A great shout followed this sally, a shout that was heard far up the single street, and that brought curious faces to a half score of doors.
"No, we don't mind, redskin," they guffawed. "Go to! Go to!" Hesitant, hopelessly confused, the girl halted as she had appeared. Her great eyes opened wider than before, her face shaded paler momentarily, the soft oval chin trembled. Another minute, another second even.
"Come Bess," said a low voice. "Come on; don't mind them. I'll take care of you."
It was the first speech the man had made, and from pure curiosity the crowd went silent, listening—silent until he was silent; then with the lack of originality ever manifest in a mob, they caught up his words themselves.
"Yes, Bess," they baited, "he'll take care of you. Come, don't keep him waiting."
But the girl did not stir. Had empires depended upon it that moment, she could not have complied. Could she have cried, as the chin had at first presaged, she might perhaps have done so; but she was beyond the reach of tears now. The complete meaning of the scene had come to her at last, the realisation of personal menace; and a fear such as she had never before known, gripped her relentlessly. She could hear, hear every word; but her muscles refused to act. She merely stood there, the old telescope satchel she carried gripped tight in her hand, her great eyes, wide and soft as those of a wild thing, staring out into the now rapidly accumulating rabble; merely stared and waited.
"Bess," repeated the persuading voice, "come, please. Don't stand there, come."
At last the girl seemed to hear, to understand. Hesitatingly, with trembling steps, she came a pace forward, and another; then of a sudden she gave a little cry and her free hand lifted defensively. But she was not quick enough, had seen too late; and that instant came the dénouement. A second turnip, decayed like its predecessor, aimed likewise unerringly, caught her fair in the mouth, spattered, and broke into fragments that fell to the car steps. Following, swift as rain after a thunderclap, a spurt of blood came to her lips and trickled down her face.
Simultaneously the crowd went silent; silent as the still prairie about them, awed irresistibly by the thing they had themselves wittingly or unwittingly done. Save one, not a human being stirred. That one, no need to tell whom, transformed visibly; transformed as they had never seen a human being alter before. With not a step, but a bound, he was himself on the platform of the coach; the girl, protected behind him, hid from sight. She was sobbing now; sobbing tumultuously, hysterically. In the stillness every listening ear on the platform could hear distinctly. For an instant after he had reached her the Indian stood so, his left arm about her, his back toward them. He did not say a word, he did not move. For the first time in his life he dared not. He did not see red that moment, this man; he saw black—black as prairie loam. Every savage instinct in his brain was clamouring for freedom, clamouring until his free hand was clenched tight to keep it from the bulging holster behind his right hip. Before this instant, when they were baiting him alone, it was nothing, he could forgive; but now—now—He stared away from them, stared up into the smiling, sarcastic prairie sky; but, listening, they, who almost with fascination watched, could hear beneath the catch of the girl's sobs the sound of his breathing.

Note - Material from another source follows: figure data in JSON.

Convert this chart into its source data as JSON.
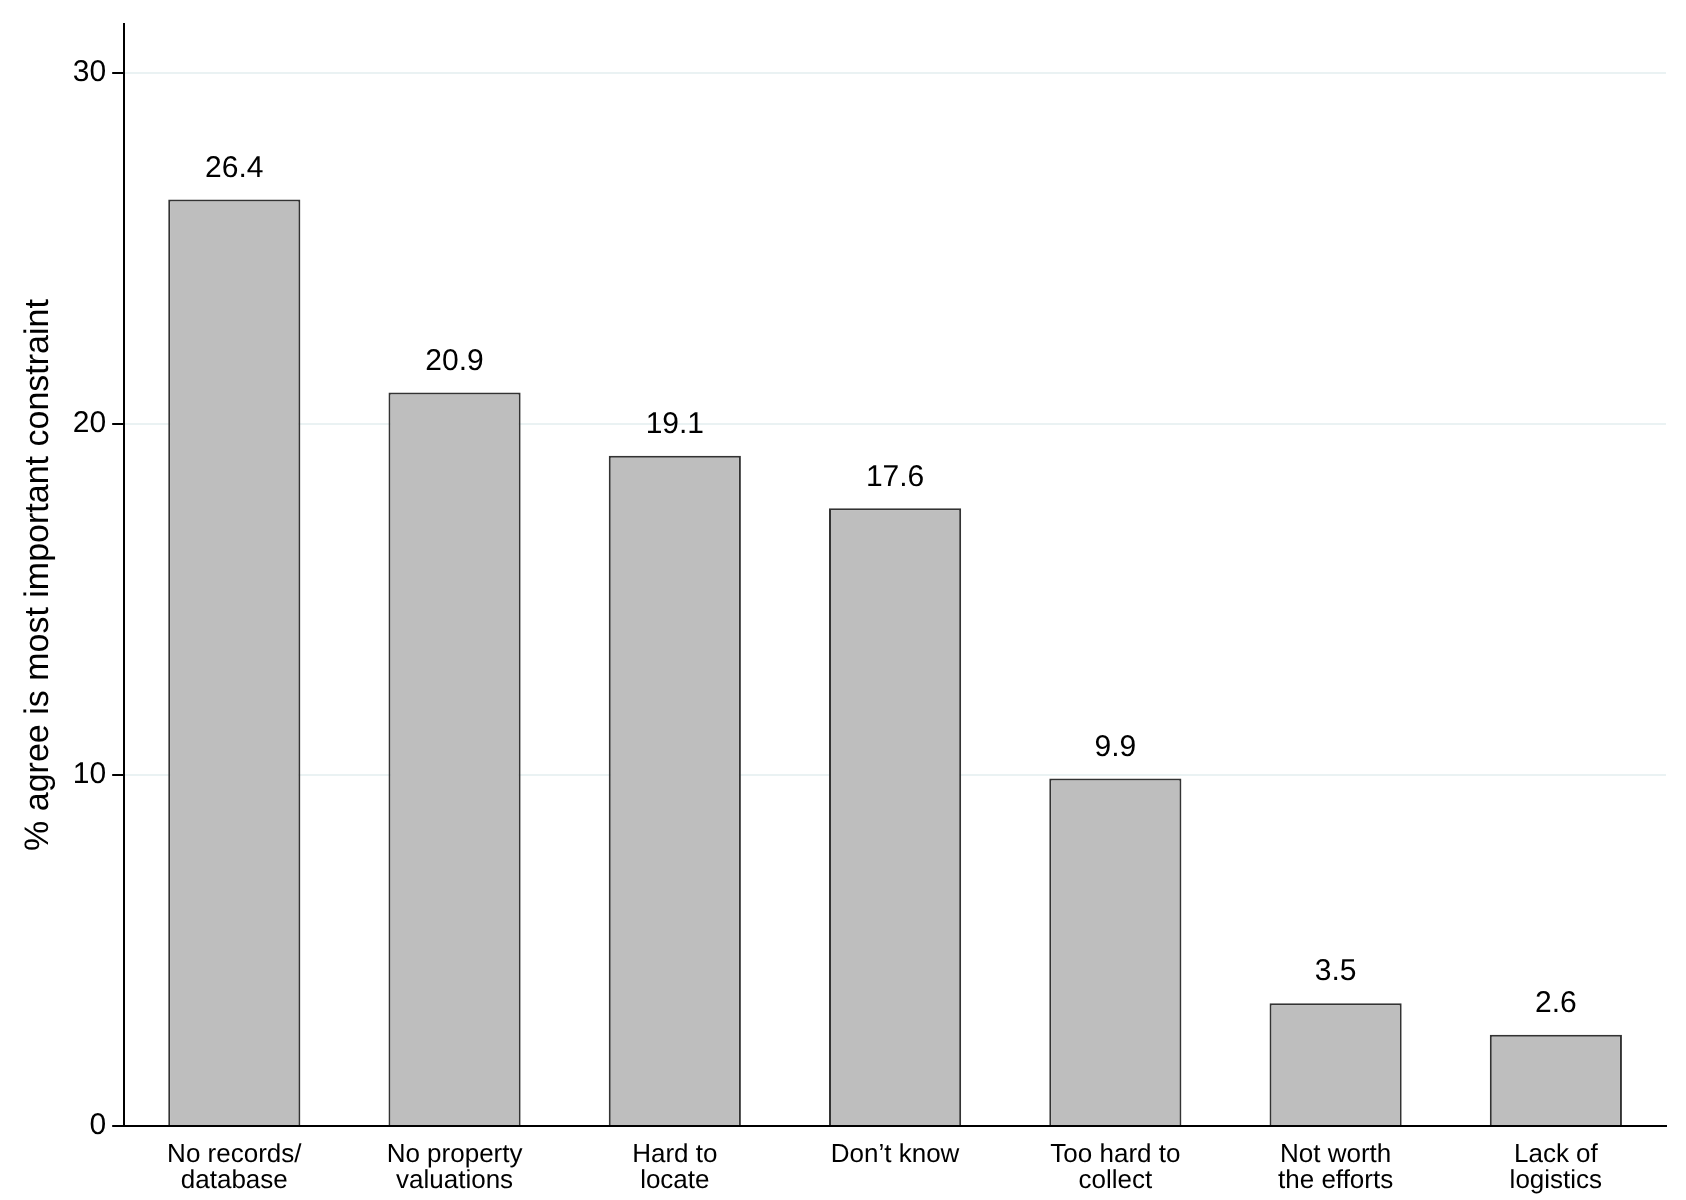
{
  "chart_data": {
    "type": "bar",
    "ylabel": "% agree is most important constraint",
    "categories": [
      "No records/ database",
      "No property valuations",
      "Hard to locate",
      "Don’t know",
      "Too hard to collect",
      "Not worth the efforts",
      "Lack of logistics"
    ],
    "values": [
      26.4,
      20.9,
      19.1,
      17.6,
      9.9,
      3.5,
      2.6
    ],
    "color": "#bebebe",
    "ylim": [
      0,
      31.4
    ],
    "yticks": [
      0,
      10,
      20,
      30
    ],
    "grid": "y",
    "data_labels": true
  }
}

Ever at climaxes time seems suspended. Whether it was a second or a minute he stood there so, they who watched could never tell. What they did know was that at last he turned, stood facing them. All their lives they had seen passion, seen it in every phase, seen it until it was commonplace. It was in the very air of the frontier, to be expected, life of the life; but as this man shifted they saw a kind of which they had never dreamed. For How Landor was master of himself again, master, as well—they knew it, every man and youth who saw,—of them. For another indefinitely long deathly silent space he merely looked at them; looked eye to eye, individual by individual, into every face within the surrounding semi-circle. Once before another man, a drunken cowman, had seen that identical look. Now not one but a score saw it, felt a terrible ice-cold menace creep from his brain into their brains. Even yet he did not speak, did not make a sound; nor did they. Explain it as you will, he did this thing. Another thing he did as well; and that was the end. Slowly, deliberately, he stepped to the platform and held out his hand. Obediently the girl followed. She was not crying now. Her eyes were red and a drop of blood came now and then to her lips; but she had grown wonderfully quiet all at once, wonderfully calm—almost as much so as the man. Deliberately as he had stepped down into the spectators' midst, the Indian took the old telescope from the girl's hand and, she following by his side, moved a step forward. He did not touch her again nor did she him. They merely moved ahead toward the sidewalk that led up the single street; moved deliberately, leisurely, as though they were alone. Not around the crowd, but straight through it they passed; through a lane that opened as by magic as they went, and as by magic closed behind them, until they were within a solid human square. But of all the assembled spectators that day, an aggregation irresponsible, unchivalrous as no other rabble on earth—a mob of the frontier,—not on e spoke to challenge their action, not one attempted to bar their way. The complete length of the platform they went so, turned the corner by the station—and, simultaneously, the crowd disappeared from view, hid by the building itself. Then in sudden reaction, the girl weakened. Irresistibly she caught at the man's arm, held it fast.